Last week, fifteen individuals were convicted on terrorism-related charges for preventing the departure of a charter flight loaded with scores of people due for deportation.
The group, known as the Stansted 15 are now facing life imprisonment, for breaking the Aviation and Maritime Security Act. Two of them are my constituents.
This piece of legislation, brought in after the Lockerbie bombing in 1988, was designed to update and enhance protections for airports and ports following this tragic attack.
Yet it is being used in this context to prosecute peaceful protesters. Indeed, this will be the first time it has been used to against non-violent activists.
The motives of the Stansted 15 were well-publicised and grounded in a strong moral case: to ensure that those passengers faced with deportation had their right of access to justice protected- the chance to complete the process for applying for asylum, which crucially must include the opportunity for appeal.
A number of passengers had their immigration cases overturned at appeal as a result of this flight being grounded.
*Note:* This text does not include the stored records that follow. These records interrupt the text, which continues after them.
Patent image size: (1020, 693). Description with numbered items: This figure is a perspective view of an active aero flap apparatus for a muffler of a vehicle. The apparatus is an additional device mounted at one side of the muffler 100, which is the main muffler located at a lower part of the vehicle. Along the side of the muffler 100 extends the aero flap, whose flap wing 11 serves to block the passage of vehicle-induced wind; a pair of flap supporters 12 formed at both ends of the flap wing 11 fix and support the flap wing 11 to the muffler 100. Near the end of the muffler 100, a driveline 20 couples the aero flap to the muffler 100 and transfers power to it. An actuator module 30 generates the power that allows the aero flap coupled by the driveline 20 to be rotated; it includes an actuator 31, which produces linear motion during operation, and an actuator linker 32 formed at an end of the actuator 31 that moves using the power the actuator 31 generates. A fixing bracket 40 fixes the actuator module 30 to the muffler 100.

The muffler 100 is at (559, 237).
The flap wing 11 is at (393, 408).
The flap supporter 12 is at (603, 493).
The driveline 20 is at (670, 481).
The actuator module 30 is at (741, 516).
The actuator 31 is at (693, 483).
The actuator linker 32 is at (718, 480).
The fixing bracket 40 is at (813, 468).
Access to justice should not depend on actions taken by human rights defenders. Equally, such activists should not be facing the prospect of life imprisonment under legislation designed to tackle terrorism.
The legacy of this Government’s handling of Windrush; the Supreme Court judgement ruling the Home Office acted unlawfully over its “deport first, appeal later” policy and the fact that over 40% of immigration cases are overturned at appeal all show that Theresa May’s ‘Hostile Environment’ policy is very much alive.